Seen in that light, scope creep was always bound to happen. No-one had all the information at the beginning. No-one had a crystal ball.
Phases
So how do we balance our desire for certainty with a world full of uncertainty?
When building software, phases of development can help.
A large goal that might take weeks or months can be broken down into smaller, more manageable phases. First we build the X, then the Y, and then the Z - provided the order makes sense and there's a reason for it.
Even when phases take days or weeks, there can still be regular progress reports and ongoing discussion about how things are going and how the product is shaping up. If the direction looks wrong, that's the moment to pause and rethink before going too far down the wrong path.
The Problem With Fixed Quotes
In our search for certainty we often want firm answers upfront. How long will it take? How much will it cost?
Even when work is broken down into phases, problems arise when early goals are treated as fixed and final. Future changes are hard to imagine at the outset, and it's unrealistic to expect a project to rigidly follow an early plan once new information emerges.

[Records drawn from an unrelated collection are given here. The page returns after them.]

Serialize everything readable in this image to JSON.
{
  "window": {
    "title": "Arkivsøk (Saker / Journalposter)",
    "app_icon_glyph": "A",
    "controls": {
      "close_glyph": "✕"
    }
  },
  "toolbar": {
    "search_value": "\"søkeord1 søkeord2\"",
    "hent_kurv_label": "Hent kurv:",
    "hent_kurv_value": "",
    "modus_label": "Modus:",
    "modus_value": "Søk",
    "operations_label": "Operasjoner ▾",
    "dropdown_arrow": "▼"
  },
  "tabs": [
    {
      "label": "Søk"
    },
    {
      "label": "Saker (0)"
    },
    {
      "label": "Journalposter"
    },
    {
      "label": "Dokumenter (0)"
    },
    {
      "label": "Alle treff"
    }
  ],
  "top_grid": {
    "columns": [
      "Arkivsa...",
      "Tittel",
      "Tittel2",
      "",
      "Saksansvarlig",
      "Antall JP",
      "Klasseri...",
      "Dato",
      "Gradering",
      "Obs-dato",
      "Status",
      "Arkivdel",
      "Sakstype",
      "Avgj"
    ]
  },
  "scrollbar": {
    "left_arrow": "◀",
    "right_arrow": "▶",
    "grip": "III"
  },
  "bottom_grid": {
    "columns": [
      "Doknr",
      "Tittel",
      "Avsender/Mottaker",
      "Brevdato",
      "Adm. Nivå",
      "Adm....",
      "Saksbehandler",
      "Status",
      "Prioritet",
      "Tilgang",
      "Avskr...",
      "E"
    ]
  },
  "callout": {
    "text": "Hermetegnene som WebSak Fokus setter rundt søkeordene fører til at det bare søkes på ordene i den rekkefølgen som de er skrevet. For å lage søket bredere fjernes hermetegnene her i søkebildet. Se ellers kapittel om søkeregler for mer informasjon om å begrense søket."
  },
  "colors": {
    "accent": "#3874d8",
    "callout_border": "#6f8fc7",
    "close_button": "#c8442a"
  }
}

Even when everyone acts in good faith, estimates can become inaccurate quickly, not because anyone was wrong, but because new information appears. That might come from technical constraints, user feedback, or even human availability.
For very small, well-defined pieces of work, estimates can work well. But for larger or more exploratory projects, they tend to get outdated surprisingly fast.
What I do
For all these reasons, my modus operandi is this...
- Split large projects up into smaller parts
- Provide rough estimates for each part, keeping scope intentionally small
- Invoice monthly for the hours worked for that month
In theory, you could add all the parts together to estimate the whole project, but since each part is still an estimate, that total should always be treated cautiously.
I'm often uncomfortable quoting a fixed monetary amount upfront when everyone knows ideas evolve and projects drift. That drift is normal. It's rare for a project to remain unchanged from inception to maturity.
In practice, this looks like...
- We agree what I'm working on
- I do the work.
- At the end of the month, I send an invoice and a summary of what's been completed
- There's a natural pause point each month - invoices are settled, progress is reviewed, and we decide together what comes next.
Conclusion
The world is uncertain. Software is uncertain. People change their minds. Developers encounter unexpected problems.
The healthiest projects allow flexibility on both sides. Founders need space to learn and pivot as they see the product take shape. Developers need space to build software that isn't brittle and can be maintained over time.
Uncertainty isn't something to eliminate in software projects - it's something to manage openly, together.